営業許可の取消、停止等の行政処分を行う場合は、公開による聴聞を行うこととなつているが、これは行政処分を適法かつ妥当ならしめようとする趣旨であるから、とくにこの点に留意し、その運用に万全を期すること。

七 経過措置

従来の警察命令は何れも昭和二二年一二月末日をもつてその効力を失うこととなつたので本法施行までの間に、新たに営業を開始し、本法施行当時これを営んでいるものが相当あるので、これらの者は、とくに本法施行後二月間は引き続きこれを営むことができることとし、更に、この期間内にその旨を届け出るときは所定の許可を受けた者とみなすこととなつている。

併し乍らこの場合においても、公衆衛生上必要な措置は十分講ずる必要があるので、届出のあつた際その施設を実地調査し、不十分のものについては改修その他の措置を講ずるよう指導すること。

第二 旅館業に関する事項

一 削除

二 宿泊者名簿

従来宿泊者については、宿泊人名簿の外投宿届、宿泊人出発届、下宿転宿出発届等を作製提出することとされていたのであるが、これ等を全て廃止して宿泊者名簿のみに統一したのであつて、更に又これは犯罪捜査等の参考に供せしめるものであり、従つてその様式を定めるに当たつては右趣旨を考慮の上これを実施すること。

第三 浴場業に関する事項

一 公衆浴場の適正配置

公衆浴場は燃料事情窮迫の今日国民生活に及ぼす影響は至大なものがあるので、営業許可にあたつては利用者の人口、密度、距離の遠近等を考慮し公衆浴場の偏在を避けて、利用者数に比例した適正配置を図るよう努めること。
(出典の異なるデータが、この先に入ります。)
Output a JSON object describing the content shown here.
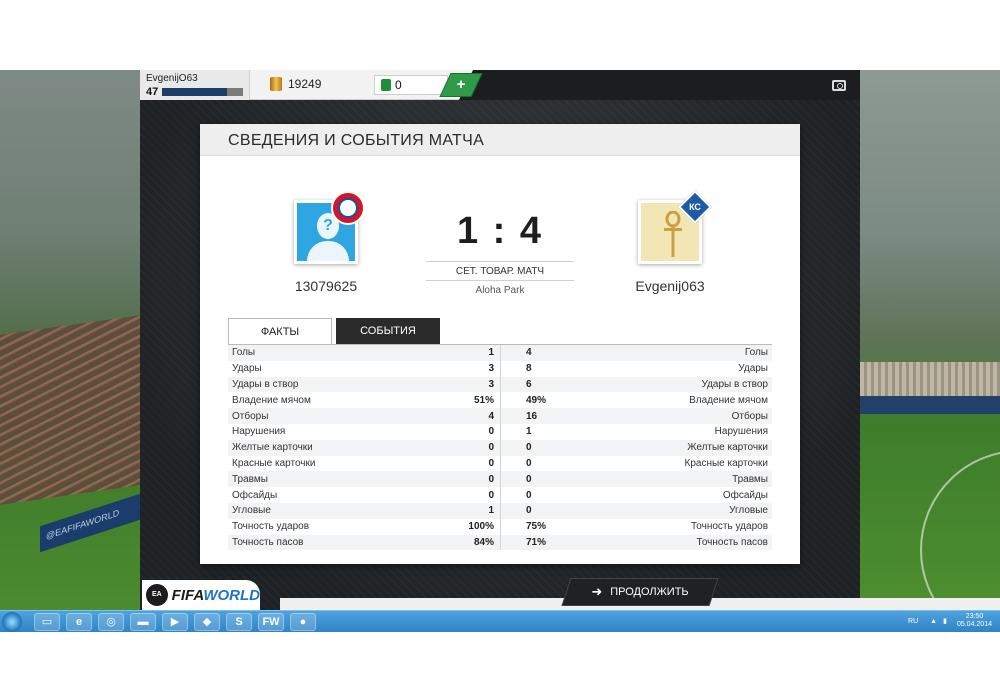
{
  "user": {
    "name": "EvgenijO63",
    "level": "47",
    "level_progress": 0.8
  },
  "currency": {
    "coins": "19249",
    "points": "0",
    "add_label": "+"
  },
  "card": {
    "title": "СВЕДЕНИЯ И СОБЫТИЯ МАТЧА",
    "home": {
      "name": "13079625",
      "club_badge": "bayern-badge"
    },
    "away": {
      "name": "Evgenij063",
      "club_badge": "krylia-badge",
      "club_badge_text": "КС"
    },
    "score": "1 : 4",
    "match_type": "СЕТ. ТОВАР. МАТЧ",
    "stadium": "Aloha Park",
    "tabs": {
      "facts": "ФАКТЫ",
      "events": "СОБЫТИЯ"
    }
  },
  "stats": [
    {
      "label": "Голы",
      "home": "1",
      "away": "4"
    },
    {
      "label": "Удары",
      "home": "3",
      "away": "8"
    },
    {
      "label": "Удары в створ",
      "home": "3",
      "away": "6"
    },
    {
      "label": "Владение мячом",
      "home": "51%",
      "away": "49%"
    },
    {
      "label": "Отборы",
      "home": "4",
      "away": "16"
    },
    {
      "label": "Нарушения",
      "home": "0",
      "away": "1"
    },
    {
      "label": "Желтые карточки",
      "home": "0",
      "away": "0"
    },
    {
      "label": "Красные карточки",
      "home": "0",
      "away": "0"
    },
    {
      "label": "Травмы",
      "home": "0",
      "away": "0"
    },
    {
      "label": "Офсайды",
      "home": "0",
      "away": "0"
    },
    {
      "label": "Угловые",
      "home": "1",
      "away": "0"
    },
    {
      "label": "Точность ударов",
      "home": "100%",
      "away": "75%"
    },
    {
      "label": "Точность пасов",
      "home": "84%",
      "away": "71%"
    }
  ],
  "continue_label": "ПРОДОЛЖИТЬ",
  "logo": {
    "ea": "EA",
    "fifa": "FIFA",
    "world": "WORLD"
  },
  "background": {
    "banner_text": "@EAFIFAWORLD"
  },
  "taskbar": {
    "lang": "RU",
    "time": "23:50",
    "date": "05.04.2014",
    "apps": [
      "windows-explorer-icon",
      "ie-icon",
      "chrome-icon",
      "media-icon",
      "player-icon",
      "game-icon",
      "skype-icon",
      "fifa-world-icon",
      "origin-icon"
    ]
  },
  "colors": {
    "accent_green": "#2f9a47",
    "level_blue": "#1b3f67",
    "header_bg": "#eeeeee"
  }
}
二 法第三条に規定する風紀に必要な措置とは、主として男女混浴の禁止を意味するものであつて、警察的風紀取締に非ざること。

三 法第四条の規定の趣旨は患者と一般健康者との混浴による公衆衛生上の危害を防止することにあるので、厳正に実施するよう監督指導すると共に、特殊の業態に従事する者等のためには、それ等の利用のみに供し、逆に健康者の利用を禁止ないし制限するごとき公衆浴場の設置を図るよう指導すること。

第四 興行場営業に関する事項

一 興行場の範囲

本法第一条の興行場の範囲は、所謂映画館、劇場、音楽堂、野球場その他の運動競技場、演芸場及び観せ物場であり、各種展覧会、博覧会、公営の動物園、植物園、博物館等は本法の適用外であること。

二 仮設興行場の取扱

常設の施設でなく季節的又は一時的に仮設して営業を行う興行場の取扱は、常設のものと区別し従来簡易な手続を以つて実施されて来たものであるが、本法施行後は別段の取扱をせず常設のものと同様に取り扱うこと。(但しその施設の構造設備の基準及び法第三条の措置の基準設定に当たり多少の考慮は差し支えない。)